A drone that works correctly today can stop doing so in a matter of days if the adversary develop new techniques of interference. Therefore, what really ages is not the fuselage of the device but your digital ecosystem: software, data links and navigation algorithms. In this context, the life cycle of a drone is more similar to that of a phone or a computer than that of a tank or a missile, which makes constant updating an essential requirement if the drone is not to become a “brick.”
The industrial paradox. This phenomenon places governments before an industrial paradox difficult to solve. To prepare for a crisis, Europe needs an industry capable of producing large-scale drones quickly, but producing them too soon can be counterproductive because they would be left outdated before use.
Some manufacturers hold that the only way to solve this dilemma is to buy drones now to train the armed forces, develop doctrines and build an industrial base capable of increasing production in the event of war. However, even the most optimistic companies recognize that multiplying production has limits: They can escalate tenfold in an emergency, but hardly a hundredfold overnight.
The military revolution. Despite these challenges, the strategic logic of drones is difficult to ignore. Analysts and companies in the sector highlight that, for the price of two Leopard tanksa country could deploy hundreds of teams of attack drones capable of stopping entire armored units. This economic change is transforming the way we think about war: cheap and numerous systems can neutralize heavy platforms that for decades symbolized military power.
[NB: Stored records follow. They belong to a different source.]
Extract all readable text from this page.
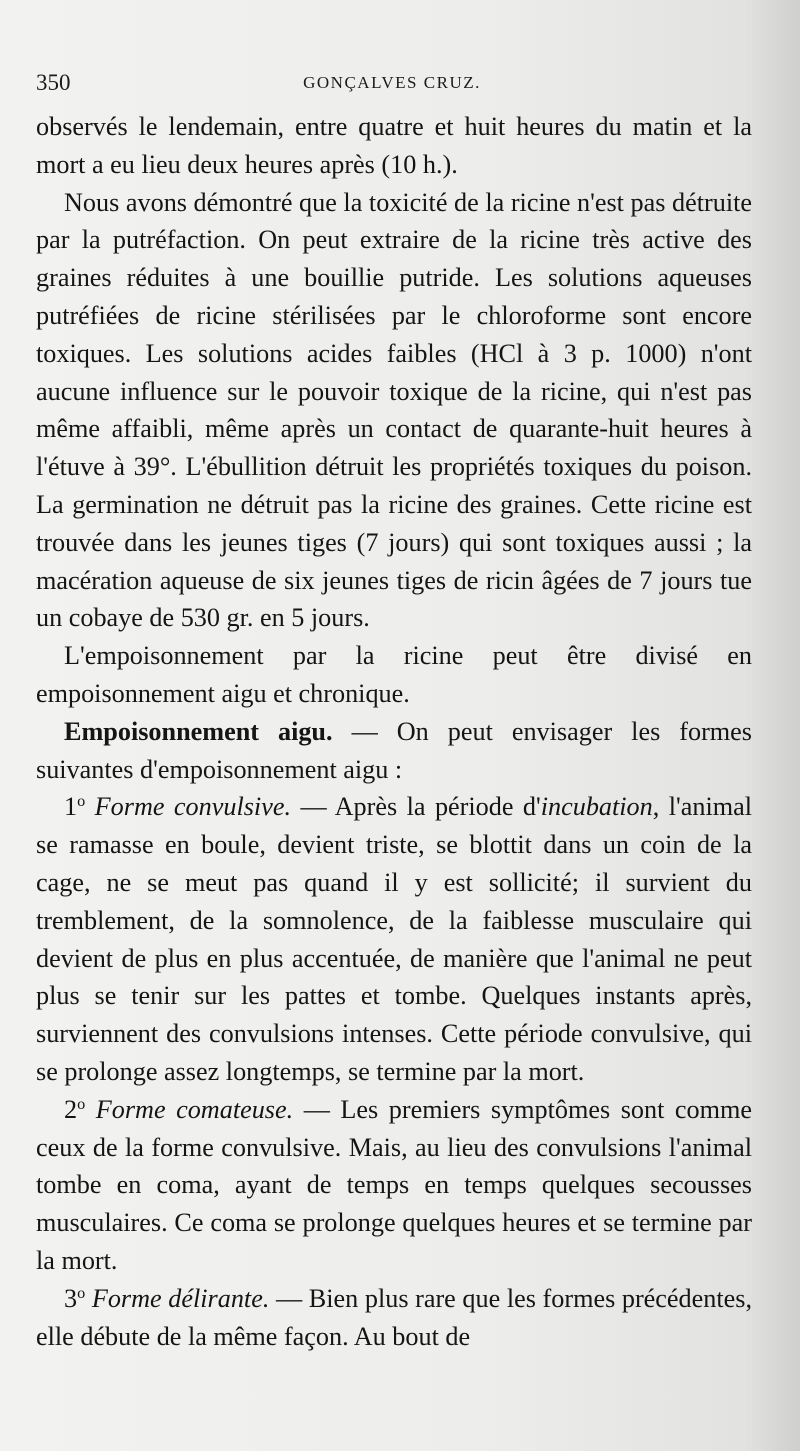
350	GONÇALVES CRUZ.

observés le lendemain, entre quatre et huit heures du matin et la mort a eu lieu deux heures après (10 h.).

Nous avons démontré que la toxicité de la ricine n'est pas détruite par la putréfaction. On peut extraire de la ricine très active des graines réduites à une bouillie putride. Les solutions aqueuses putréfiées de ricine stérilisées par le chloroforme sont encore toxiques. Les solutions acides faibles (HCl à 3 p. 1000) n'ont aucune influence sur le pouvoir toxique de la ricine, qui n'est pas même affaibli, même après un contact de quarante-huit heures à l'étuve à 39°. L'ébullition détruit les propriétés toxiques du poison. La germination ne détruit pas la ricine des graines. Cette ricine est trouvée dans les jeunes tiges (7 jours) qui sont toxiques aussi ; la macération aqueuse de six jeunes tiges de ricin âgées de 7 jours tue un cobaye de 530 gr. en 5 jours.

L'empoisonnement par la ricine peut être divisé en empoisonnement aigu et chronique.

Empoisonnement aigu. — On peut envisager les formes suivantes d'empoisonnement aigu :

1$^o$ Forme convulsive. — Après la période d'incubation, l'animal se ramasse en boule, devient triste, se blottit dans un coin de la cage, ne se meut pas quand il y est sollicité; il survient du tremblement, de la somnolence, de la faiblesse musculaire qui devient de plus en plus accentuée, de manière que l'animal ne peut plus se tenir sur les pattes et tombe. Quelques instants après, surviennent des convulsions intenses. Cette période convulsive, qui se prolonge assez longtemps, se termine par la mort.

2$^o$ Forme comateuse. — Les premiers symptômes sont comme ceux de la forme convulsive. Mais, au lieu des convulsions l'animal tombe en coma, ayant de temps en temps quelques secousses musculaires. Ce coma se prolonge quelques heures et se termine par la mort.

3$^o$ Forme délirante. — Bien plus rare que les formes précédentes, elle débute de la même façon. Au bout de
For this reason, Bloomberg reported that NATO is studying how to combine traditional hardware with new digital technologies that allow us to close the gap with the United States and adapt to the new operating environment.
The future of rearmament. In summary and in view of this new reality, many European governments believe that the solution is not so much to fill warehouses with drones, but create industrial ecosystems able to adapt and quickly produce updated versions when necessary. This implies, a priori, connecting armed forces, software developers, engineers and manufacturers in a continuous cycle of innovation that allows systems to be modified several times a year.
Thus, instead of static arsenals, the objective becomes a flexible industry capable of evolving at the pace of electronic warfare. In other words, the great challenge of European rearmament It is no longer just about spending more and more money to stockpile weapons like there is no tomorrow, but about accepting that, in 21st century warfare, even the most decisive weapons can become old before they leave the warehouse.